I stood staring up at the cabin while snow fell on me quietly. My heart was broken, but I had no other choice now. I had to leave.
Chapter 17
Eight days later
Ivan
It was the moment that Alfred Brown shook my hand in his boardroom in New York that I realized I had made a colossal mistake. My mistake wasn’t to do with the fact that a contract of investment had been signed. I was so grateful and relieved for that. The error was that I had foolishly assumed I was going to be able to get over Siena. No, that was not going to be possible.
The investors around the boardroom beamed at me. They were all excited and happy at the prospect of this new venture with my family’s company and until a minute ago, I was happy too.
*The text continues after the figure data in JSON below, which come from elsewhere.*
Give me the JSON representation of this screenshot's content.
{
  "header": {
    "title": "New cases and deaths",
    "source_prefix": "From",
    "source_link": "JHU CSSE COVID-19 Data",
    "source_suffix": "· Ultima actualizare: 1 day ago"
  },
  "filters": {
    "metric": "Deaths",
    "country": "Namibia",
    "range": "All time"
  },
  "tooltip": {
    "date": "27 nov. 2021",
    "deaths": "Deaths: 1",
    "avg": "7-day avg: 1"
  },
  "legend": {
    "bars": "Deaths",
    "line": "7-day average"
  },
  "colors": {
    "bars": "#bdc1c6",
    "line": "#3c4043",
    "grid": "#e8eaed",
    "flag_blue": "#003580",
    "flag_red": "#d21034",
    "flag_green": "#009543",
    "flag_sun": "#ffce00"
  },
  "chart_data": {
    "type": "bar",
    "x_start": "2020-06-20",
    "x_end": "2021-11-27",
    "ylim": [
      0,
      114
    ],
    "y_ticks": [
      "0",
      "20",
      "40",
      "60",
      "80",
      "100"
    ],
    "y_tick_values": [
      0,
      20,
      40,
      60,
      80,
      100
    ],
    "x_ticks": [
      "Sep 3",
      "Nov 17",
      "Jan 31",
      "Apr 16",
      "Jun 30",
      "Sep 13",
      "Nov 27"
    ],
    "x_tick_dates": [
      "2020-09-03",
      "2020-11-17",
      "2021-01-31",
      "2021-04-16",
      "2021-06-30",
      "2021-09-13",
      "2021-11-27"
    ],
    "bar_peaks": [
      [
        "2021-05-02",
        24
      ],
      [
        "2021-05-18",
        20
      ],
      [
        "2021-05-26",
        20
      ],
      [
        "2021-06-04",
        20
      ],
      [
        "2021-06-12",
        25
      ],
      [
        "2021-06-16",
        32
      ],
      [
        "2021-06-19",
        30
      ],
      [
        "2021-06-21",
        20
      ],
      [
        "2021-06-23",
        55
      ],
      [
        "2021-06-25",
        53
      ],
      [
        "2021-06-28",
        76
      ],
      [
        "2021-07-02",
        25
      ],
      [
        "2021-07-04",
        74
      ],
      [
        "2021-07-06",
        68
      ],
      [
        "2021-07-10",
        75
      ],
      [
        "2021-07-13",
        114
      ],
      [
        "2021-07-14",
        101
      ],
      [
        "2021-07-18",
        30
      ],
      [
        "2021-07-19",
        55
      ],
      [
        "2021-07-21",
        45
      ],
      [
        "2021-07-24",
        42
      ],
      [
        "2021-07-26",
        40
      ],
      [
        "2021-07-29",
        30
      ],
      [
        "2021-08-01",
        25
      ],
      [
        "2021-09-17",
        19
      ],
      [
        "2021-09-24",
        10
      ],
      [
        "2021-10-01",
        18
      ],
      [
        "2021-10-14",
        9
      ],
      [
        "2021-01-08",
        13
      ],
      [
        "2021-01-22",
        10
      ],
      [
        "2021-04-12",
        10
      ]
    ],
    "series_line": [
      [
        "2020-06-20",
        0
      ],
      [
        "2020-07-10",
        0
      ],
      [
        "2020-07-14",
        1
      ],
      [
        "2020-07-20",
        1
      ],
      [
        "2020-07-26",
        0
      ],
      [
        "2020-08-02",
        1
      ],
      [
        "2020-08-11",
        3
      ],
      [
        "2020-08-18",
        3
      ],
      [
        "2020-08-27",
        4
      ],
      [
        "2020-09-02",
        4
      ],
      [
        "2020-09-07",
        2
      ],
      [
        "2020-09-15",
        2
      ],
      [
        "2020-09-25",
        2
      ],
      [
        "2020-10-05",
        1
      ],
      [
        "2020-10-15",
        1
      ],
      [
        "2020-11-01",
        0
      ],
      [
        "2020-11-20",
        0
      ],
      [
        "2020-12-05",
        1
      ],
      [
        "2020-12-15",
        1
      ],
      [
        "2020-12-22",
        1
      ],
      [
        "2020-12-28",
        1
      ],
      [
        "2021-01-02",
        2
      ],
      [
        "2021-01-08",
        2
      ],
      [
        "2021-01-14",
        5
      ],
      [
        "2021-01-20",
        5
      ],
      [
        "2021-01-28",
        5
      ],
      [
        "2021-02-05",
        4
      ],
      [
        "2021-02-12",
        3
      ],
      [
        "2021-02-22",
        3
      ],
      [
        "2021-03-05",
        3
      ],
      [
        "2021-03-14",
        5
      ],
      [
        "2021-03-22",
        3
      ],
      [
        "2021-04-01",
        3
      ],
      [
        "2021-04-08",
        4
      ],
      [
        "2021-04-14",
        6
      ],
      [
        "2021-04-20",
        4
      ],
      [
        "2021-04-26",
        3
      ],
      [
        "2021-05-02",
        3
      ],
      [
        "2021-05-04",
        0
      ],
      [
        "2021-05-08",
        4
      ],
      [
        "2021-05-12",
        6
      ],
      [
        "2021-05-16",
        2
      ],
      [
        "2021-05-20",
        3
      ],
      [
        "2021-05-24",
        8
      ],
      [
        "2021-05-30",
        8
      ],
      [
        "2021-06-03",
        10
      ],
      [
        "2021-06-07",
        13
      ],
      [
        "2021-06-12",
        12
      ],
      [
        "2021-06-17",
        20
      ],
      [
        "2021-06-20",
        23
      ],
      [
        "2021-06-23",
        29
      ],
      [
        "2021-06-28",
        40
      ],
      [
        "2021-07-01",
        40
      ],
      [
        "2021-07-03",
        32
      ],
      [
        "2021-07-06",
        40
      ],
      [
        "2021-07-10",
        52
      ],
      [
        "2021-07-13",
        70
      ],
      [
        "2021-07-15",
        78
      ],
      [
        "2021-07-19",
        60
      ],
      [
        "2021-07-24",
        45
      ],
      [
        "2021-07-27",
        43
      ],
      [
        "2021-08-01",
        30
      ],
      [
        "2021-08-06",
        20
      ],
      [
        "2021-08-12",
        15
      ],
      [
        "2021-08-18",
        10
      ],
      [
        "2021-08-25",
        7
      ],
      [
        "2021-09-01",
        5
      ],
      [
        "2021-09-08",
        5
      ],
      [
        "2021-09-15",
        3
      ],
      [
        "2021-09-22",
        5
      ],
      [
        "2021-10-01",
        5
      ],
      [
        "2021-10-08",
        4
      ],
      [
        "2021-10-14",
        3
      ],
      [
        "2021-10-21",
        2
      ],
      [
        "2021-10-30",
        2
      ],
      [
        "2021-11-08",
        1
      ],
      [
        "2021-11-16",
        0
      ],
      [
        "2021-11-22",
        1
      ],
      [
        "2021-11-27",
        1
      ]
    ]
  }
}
Now, as the others began shaking my hand, I realized that I wasn’t happy. I was never going to be happy without her.
I didn't know if Siena stuck to her word. It was too early to tell if she was going to write that expose about me and my family’s regrettable reputation, but as of now, she hadn’t published it. I kept checking the internet and the news-stands regularly since she left Salthill Peak.
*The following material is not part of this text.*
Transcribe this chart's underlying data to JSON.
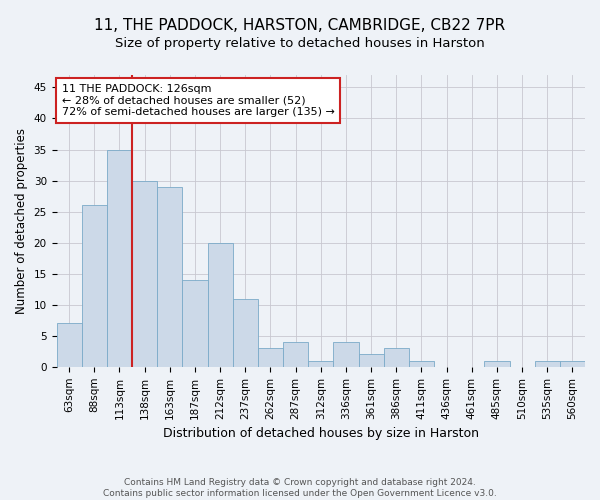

And even though she had been in our lives for only two days, after she left, everything seemed different. It felt bland and dull. When she was there, I felt driven. When she was at the resort, I wanted to succeed to impress her, because she looked so happy to see me succeed. Making love to her felt right. She was the woman I should have been with all along.
Cora understandably was confused. She had been asking for Siena since she saw her at the door, with tears rolling down her cheeks. Now, she had decided to blame me for her favorite person in the world leaving.
Nothing I told Cora, no excuse I gave her, was enough to convince her that Siena going was for the best. Cora had already decided that Siena was the mother she never had.
Even my father! The great big grump of a man seemed sad. Initially, I had no idea that he had spoken to Siena, not once, but twice. After she left, he called me to his room and lectured me on why I needed to fix things with her. We argued, as was expected. I blamed him for ruining my life in the first place, and he blamed me for not recognizing a good thing when I had it.
Ultimately, I had resigned myself to just dwindling my days away. I decided to dedicate my energy and focus on the resort, to building it back to its former glory, and on raising Cora. But nobody was happy anymore, and neither was I. I just assumed that with time, we might all learn to deal with the reality that Siena wasn't going to be part of our future.
Now that I was in New York, things seemed different. I wanted her still and I I was living with that feeling daily. This had been my second chance with her, and I blew it. She blew it. We were both responsible for what happened. I couldn’t have just forgiven her for the ploy she was pulling, and I was shocked by what I had uncovered about her. I couldn’t have imagined that the sweet, shy girl I knew from high school, was capable of such a malicious plan to ruin my family’s reputation.
“Ivan, you look like you’re in shock!” Marcus Heffner laughed, and his voice cut through my thoughts. I realized that I hadn’t been paying any attention to anything the investors had been saying.
“You could say that, I suppose. I’m delighted is more like it,” I laughed too, trying to salvage the situation. These people had just invested millions of dollars in my business. The last thing I wanted, was for them to think that I couldn’t focus on matters at hand.
“And how is your beautiful wife, Siena?” he asked, as I adjusted the tie at my neck. Suddenly it was beginning to feel a little too tight.